In India—locus of much of Grant’s attention as well as considerable study by Crowley—we have another instance of creation having been the result of abnormal conception. Shiva is portrayed as a monastic living in the wild who spends most of his time in meditation. He is aroused by his wife, Uma (or sometimes Parvati), to engage in sexual intercourse. However, Shiva has enormous stamina and the couple engage in intercourse for millenia until the gods can take the sound of it no longer and distract Shiva so that he withdraws from Uma at the moment of ejaculation. Uma takes his seed—either in her mouth, or in her hand depending on the text—and impregnates herself with it, thus conceiving the created world.23 This sounds suspiciously similar to the way in which Isis conceived Horus except that in the Egyptian version the husband of Isis has been murdered, while in the Indian version, Shiva is still very much alive. Both Isis and Uma, however, give birth to sons who may be considered avengers, Uma/Parvati giving birth to Skanda,24 commander of the Devas in battle with the demon Taraka.
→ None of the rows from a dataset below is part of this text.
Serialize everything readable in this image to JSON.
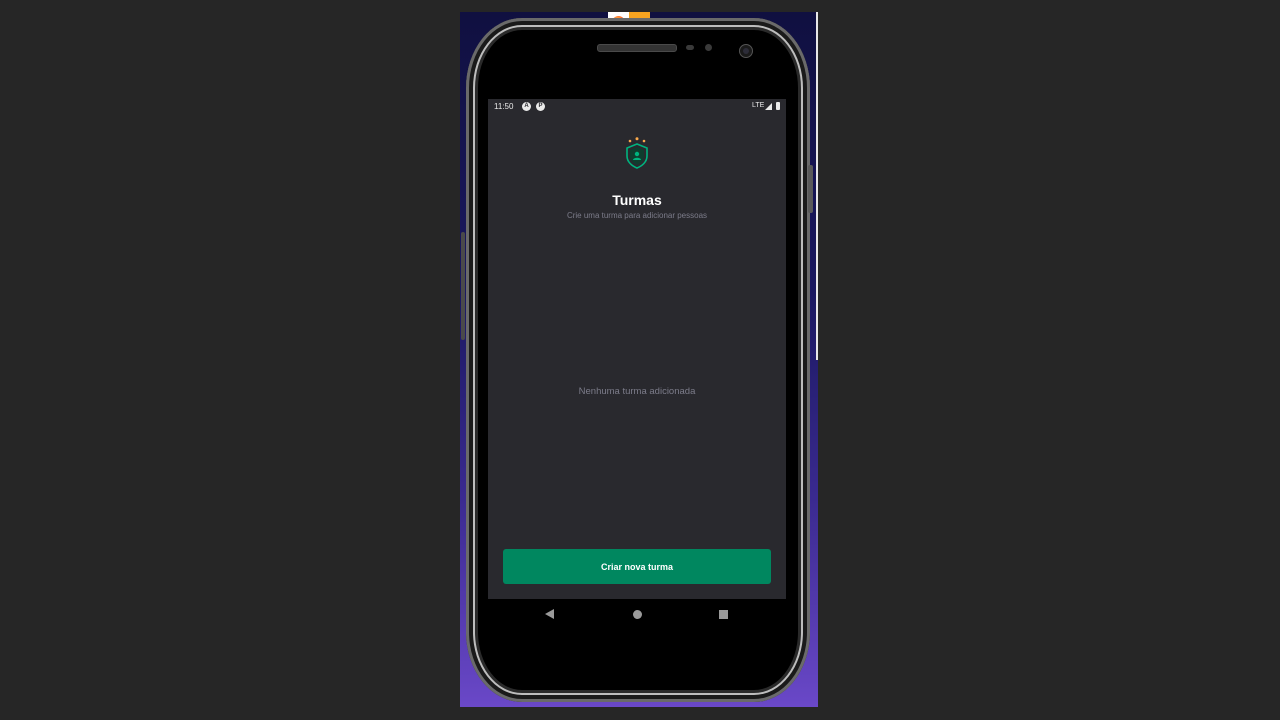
{
  "status_bar": {
    "time": "11:50",
    "network": "LTE"
  },
  "app": {
    "title": "Turmas",
    "subtitle": "Crie uma turma para adicionar pessoas",
    "empty_message": "Nenhuma turma adicionada",
    "create_button_label": "Criar nova turma"
  },
  "icons": {
    "logo": "shield-with-stars-icon",
    "status_a": "a-icon",
    "status_p": "p-icon",
    "signal": "signal-icon",
    "battery": "battery-icon",
    "nav_back": "back-triangle-icon",
    "nav_home": "home-circle-icon",
    "nav_recent": "recent-square-icon"
  },
  "colors": {
    "background": "#29292e",
    "accent": "#00875f",
    "text_muted": "#7c7c8a",
    "logo_green": "#00b37e",
    "logo_gold": "#fba94c"
  }
}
In India, where periods of time are inordinately huge, we are believed to be living in the yuga—or “age”—of Kali. This is a period of hundreds of thousands of years (according to some sources) which is said to have begun in the year 3102 BCE. It is the last of four yugas or ages: Satya yuga, Dvapara yuga, Treta yuga and Kali yuga. The Kali yuga is ruled by the demon Kali (not Kali the goddess), a symbol of strife and conflict, a fearsome creature sometimes depicted carrying a huge sword or other weapon.
Thus, even in India, an Aeon can be identified with a supernatural being. The names of the previous three yugas can be translated as Truth (Satya), Double (Dvapara), and Triple (Treta). These are designations that don’t appear to have specific deities attached to them by name, but the ages themselves do reflect the actions of various deities in the relevant Indian texts, such as the Mahabharata. In the Indian system, the chronological order of the yugas reflects a degeneration of the quality of spirituality, from the perfect age in Satya yuga to the increasingly vice-ridden ages of Dvapara and Treta, to the thoroughly corrupt Kali yuga: an age in which Lord Krishna has completely withdrawn himself from humanity. This is
paralleled in the Buddhist cosmological system of the kalpas, mentioned above.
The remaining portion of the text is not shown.